FWIW Win10 was affected by that same horrific SMB RCE vuln. So the implied argument that 10 has been immune or even much less vulnerable to ransomware over the past year or two is on shaky ground, though I agree it probably will start to have some merit going forward.
I suppose unless someone either forks it or keeps delivering patches outside the Python project. That wasn't really an option for Windows XP, but I'm quite sure if it had been then someone would be doing it.
This is already true -- tauthon is a updated, patched Python 2 fork. https://github.com/naftaliharris/tauthon
Put another way: python 2 has a 0% chance of correctly handling Unicode.
Not actually the case. UTF-8, using only SPECIFIC operations that don't try to split up strings or replace things that aren't exact matches for a given text, will result in valid output as long as there was valid input.

All interchanged Unicode text should be UTF-8, never use another encoding* (without a really compelling reason).

No, storing it as an array of unicode characters isn't a compelling reason during interchange.
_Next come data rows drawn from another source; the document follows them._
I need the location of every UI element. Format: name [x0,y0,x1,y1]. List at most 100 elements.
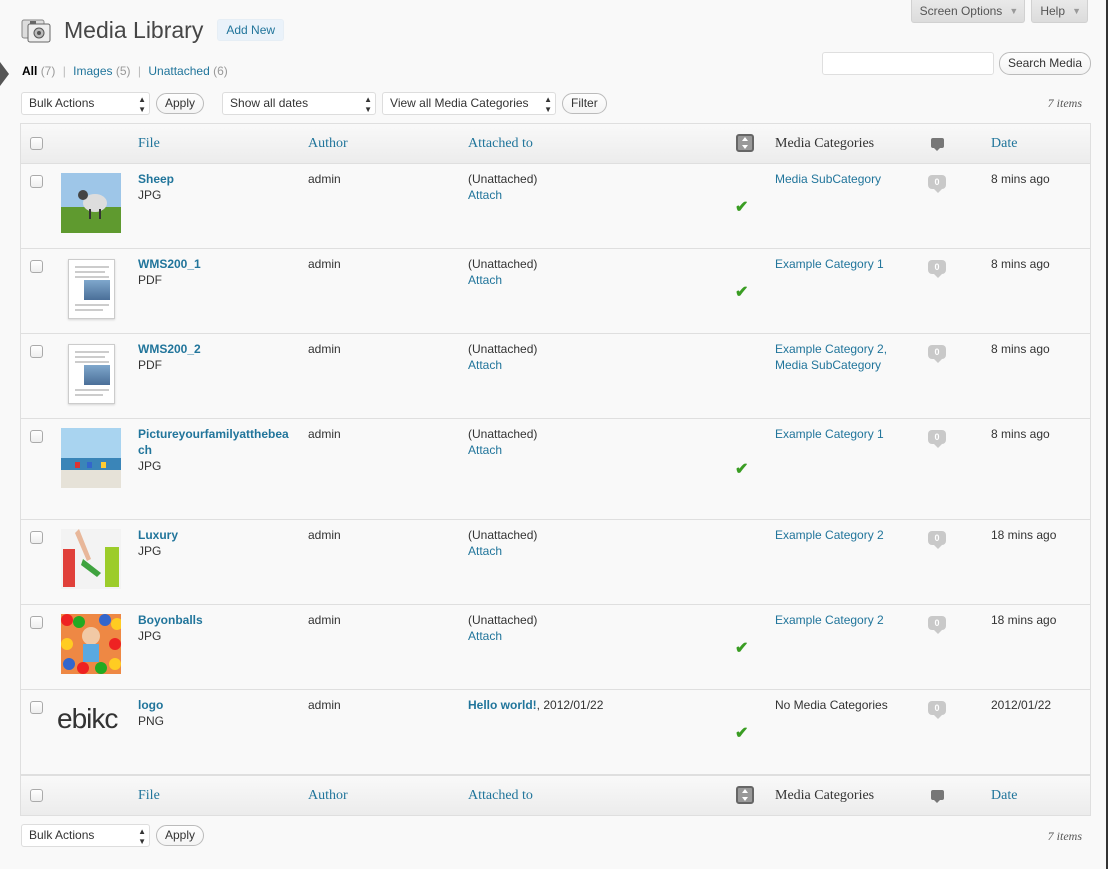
date-cell: 8 mins ago [991,257,1050,271]
comment-count-bubble[interactable]: 0 [928,345,946,363]
file-title-link[interactable]: WMS200_2 [138,342,201,356]
comment-count-bubble[interactable]: 0 [928,260,946,278]
categories-cell: Example Category 1 [775,256,884,272]
category-link[interactable]: Media SubCategory [775,172,881,186]
view-all-link[interactable]: All [22,64,37,78]
search-media-button[interactable]: Search Media [998,52,1091,75]
category-link[interactable]: Example Category 2 [775,528,884,542]
view-images-link[interactable]: Images [73,64,112,78]
attach-link[interactable]: Attach [468,358,502,372]
attached-status: (Unattached) [468,613,538,627]
attach-link[interactable]: Attach [468,443,502,457]
screen-options-button[interactable]: Screen Options ▼ [910,0,1026,23]
thumbnail-beach[interactable] [61,428,121,488]
comment-count-bubble[interactable]: 0 [928,701,946,719]
column-file-label[interactable]: File [138,788,160,803]
attach-link[interactable]: Attach [468,188,502,202]
row-checkbox[interactable] [30,345,43,358]
attach-link[interactable]: Attach [468,629,502,643]
table-row: ebikc logo PNG admin Hello world!, 2012/… [21,690,1090,775]
category-link[interactable]: Example Category 2 [775,613,884,627]
file-type: JPG [138,629,162,643]
file-title-link[interactable]: Luxury [138,528,178,542]
column-attached-label[interactable]: Attached to [468,136,533,151]
table-row: WMS200_2 PDF admin (Unattached) Attach E… [21,334,1090,419]
checkmark-icon: ✔ [735,461,749,478]
items-count-bottom: 7 items [1047,829,1082,843]
comments-column-icon[interactable] [931,790,944,803]
select-arrows-icon: ▲ ▼ [138,95,146,114]
row-checkbox[interactable] [30,616,43,629]
file-title-link[interactable]: WMS200_1 [138,257,201,271]
row-checkbox[interactable] [30,175,43,188]
apply-button[interactable]: Apply [156,93,205,114]
category-link[interactable]: Example Category 1 [775,257,884,271]
file-title-link[interactable]: logo [138,698,163,712]
view-unattached-link[interactable]: Unattached [148,64,209,78]
dates-value: Show all dates [230,96,309,110]
filter-button[interactable]: Filter [562,93,607,114]
select-all-checkbox[interactable] [30,137,43,150]
category-link[interactable]: Media SubCategory [775,358,881,372]
column-attached-to[interactable]: Attached to [468,124,533,164]
file-title-link[interactable]: Sheep [138,172,174,186]
row-checkbox[interactable] [30,701,43,714]
thumbnail-document[interactable] [68,259,115,319]
attached-cell: (Unattached) Attach [468,256,537,288]
comment-count-bubble[interactable]: 0 [928,430,946,448]
bulk-actions-select[interactable]: Bulk Actions ▲ ▼ [21,824,150,847]
column-author-label[interactable]: Author [308,136,348,151]
file-title-link[interactable]: Pictureyourfamilyatthebea ch [138,427,289,457]
thumbnail-luxury[interactable] [61,529,121,589]
comment-count-bubble[interactable]: 0 [928,175,946,193]
sync-column-icon [736,134,754,152]
column-attached-to[interactable]: Attached to [468,776,533,816]
row-checkbox[interactable] [30,430,43,443]
attached-cell: (Unattached) Attach [468,171,537,203]
select-arrows-icon: ▲ ▼ [364,95,373,114]
attached-status: (Unattached) [468,342,538,356]
column-date-label[interactable]: Date [991,136,1017,151]
select-all-checkbox[interactable] [30,789,43,802]
attach-link[interactable]: Attach [468,273,502,287]
apply-button[interactable]: Apply [156,825,205,846]
column-file[interactable]: File [138,776,160,816]
thumbnail-logo[interactable]: ebikc [57,704,129,734]
thumbnail-balls[interactable] [61,614,121,674]
column-author[interactable]: Author [308,776,348,816]
bulk-actions-value: Bulk Actions [29,96,95,110]
collapsed-menu-arrow[interactable] [0,62,9,86]
view-all-count: (7) [40,64,56,78]
column-author[interactable]: Author [308,124,348,164]
row-checkbox[interactable] [30,531,43,544]
row-checkbox[interactable] [30,260,43,273]
search-input[interactable] [821,52,994,75]
dates-select[interactable]: Show all dates ▲ ▼ [222,92,377,115]
file-title-part: ch [138,443,153,457]
column-file-label[interactable]: File [138,136,160,151]
file-title-link[interactable]: Boyonballs [138,613,203,627]
category-link[interactable]: Example Category 2, [775,342,887,356]
category-link[interactable]: Example Category 1 [775,427,884,441]
thumbnail-document[interactable] [68,344,115,404]
author-cell: admin [308,698,341,712]
screen-options-label: Screen Options [919,4,1003,18]
column-attached-label[interactable]: Attached to [468,788,533,803]
attached-post-link[interactable]: Hello world! [468,698,537,712]
attached-cell: Hello world!, 2012/01/22 [468,697,603,713]
column-author-label[interactable]: Author [308,788,348,803]
help-button[interactable]: Help ▼ [1031,0,1088,23]
column-file[interactable]: File [138,124,160,164]
table-row: Sheep JPG admin (Unattached) Attach ✔ Me… [21,164,1090,249]
comments-column-icon[interactable] [931,138,944,151]
column-date[interactable]: Date [991,776,1017,816]
thumbnail-sheep[interactable] [61,173,121,233]
add-new-button[interactable]: Add New [217,19,285,41]
media-categories-select[interactable]: View all Media Categories ▲ ▼ [382,92,557,115]
column-date-label[interactable]: Date [991,788,1017,803]
column-date[interactable]: Date [991,124,1017,164]
bulk-actions-select[interactable]: Bulk Actions ▲ ▼ [21,92,150,115]
comment-count-bubble[interactable]: 0 [928,616,946,634]
attach-link[interactable]: Attach [468,544,502,558]
comment-count-bubble[interactable]: 0 [928,531,946,549]
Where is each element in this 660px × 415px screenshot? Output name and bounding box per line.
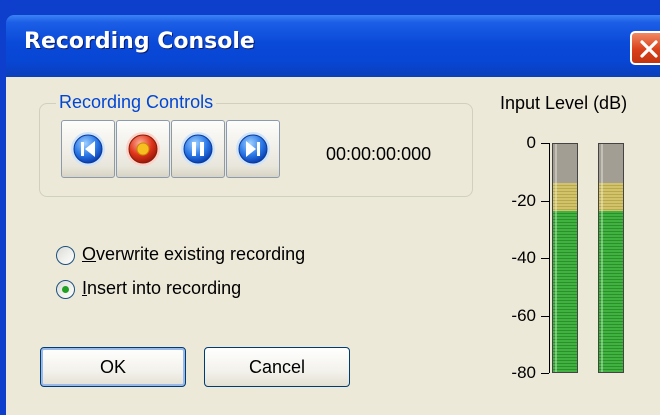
meter-tick-label: -40: [511, 248, 536, 267]
recording-controls-label: Recording Controls: [56, 92, 217, 113]
meter-tick-mark: [541, 373, 549, 374]
meter-tick-mark: [541, 315, 549, 317]
record-icon: [126, 132, 160, 166]
overwrite-accel: O: [82, 244, 97, 264]
input-level-title: Input Level (dB): [500, 93, 628, 113]
pause-icon: [181, 132, 215, 166]
forward-button[interactable]: [226, 120, 280, 178]
pause-button[interactable]: [171, 120, 225, 178]
meter-tick-label: -80: [511, 363, 536, 382]
title-bar[interactable]: Recording Console: [6, 15, 660, 77]
level-bar-channel-1: [552, 143, 578, 373]
insert-radio[interactable]: [56, 280, 75, 299]
meter-tick-label: -60: [511, 305, 536, 325]
bar-highlight: [555, 144, 557, 372]
close-button[interactable]: [630, 31, 660, 65]
overwrite-label-rest: verwrite existing recording: [96, 244, 306, 264]
bar-highlight: [601, 144, 603, 372]
rewind-button[interactable]: [61, 120, 115, 178]
timecode-display: 00:00:00:000: [326, 144, 432, 164]
overwrite-radio[interactable]: [56, 246, 75, 265]
skip-forward-icon: [236, 132, 270, 166]
cancel-button[interactable]: Cancel: [204, 347, 350, 387]
close-icon: [640, 40, 658, 58]
insert-label-rest: nsert into recording: [87, 278, 242, 298]
record-button[interactable]: [116, 120, 170, 178]
meter-tick-mark: [541, 200, 549, 202]
insert-label: Insert into recording: [82, 278, 241, 299]
meter-axis-line: [549, 143, 550, 373]
level-bar-channel-2: [598, 143, 624, 373]
meter-tick-mark: [541, 143, 549, 144]
ok-button[interactable]: OK: [40, 347, 186, 387]
recording-console-window: Recording Console Recording Controls 00:…: [0, 0, 660, 415]
meter-tick-label: 0: [526, 133, 536, 152]
meter-tick-label: -20: [511, 190, 536, 210]
dialog-body: Recording Controls 00:00:00:000 Overwrit…: [6, 77, 660, 415]
overwrite-label: Overwrite existing recording: [82, 244, 305, 265]
skip-back-icon: [71, 132, 105, 166]
meter-tick-mark: [541, 258, 549, 259]
radio-selected-dot: [62, 286, 69, 293]
window-title: Recording Console: [24, 29, 255, 54]
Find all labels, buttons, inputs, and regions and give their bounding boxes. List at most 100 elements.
ALSO, never use a BOM; that will break things.

The second answer (should be anchor-linked) in this goes over MOST of the advantages of UTF-8, but it doesn't capture that some carefully input operations in otherwise completely Unicode //unaware// 'string' functions result in no change to string validity.

The only potential issue is if recognizing something in different normalization representations is important. However, for nearly all quick and dirty tasks (where a short script is most likely) it usually doesn't matter. For everything else a different paradigm than the one Python3 picked would be better. (One where adding filters to a read file is OPTIONAL and they can be invoked on individual byte-strings as well.)

https://stackoverflow.com/questions/6882301/what-is-the-best...

You must live in the US.
You don't have to learn Python 3, and there are plenty of cool features (ok well being cool isn't always enough reason but it is a reason) and there are libraries that are not supported on 2.x anymore.

Also you don't have so much longer until support drops entirely for 2.x, and then you really should port your projects. Why wait and port? Just write them in 3.

There is nothing wrong with 3. Just starting in 3 is easy and not an issue. It is basically the same language.

This. I've been trying to make this point myself but people don't seem to want to acknowledge it, so it's gratifying to hear someone else say it too.

What if Python 3 was a separate project that someone other than GvR had put forward, would adoption have the same impetus? I don't think so.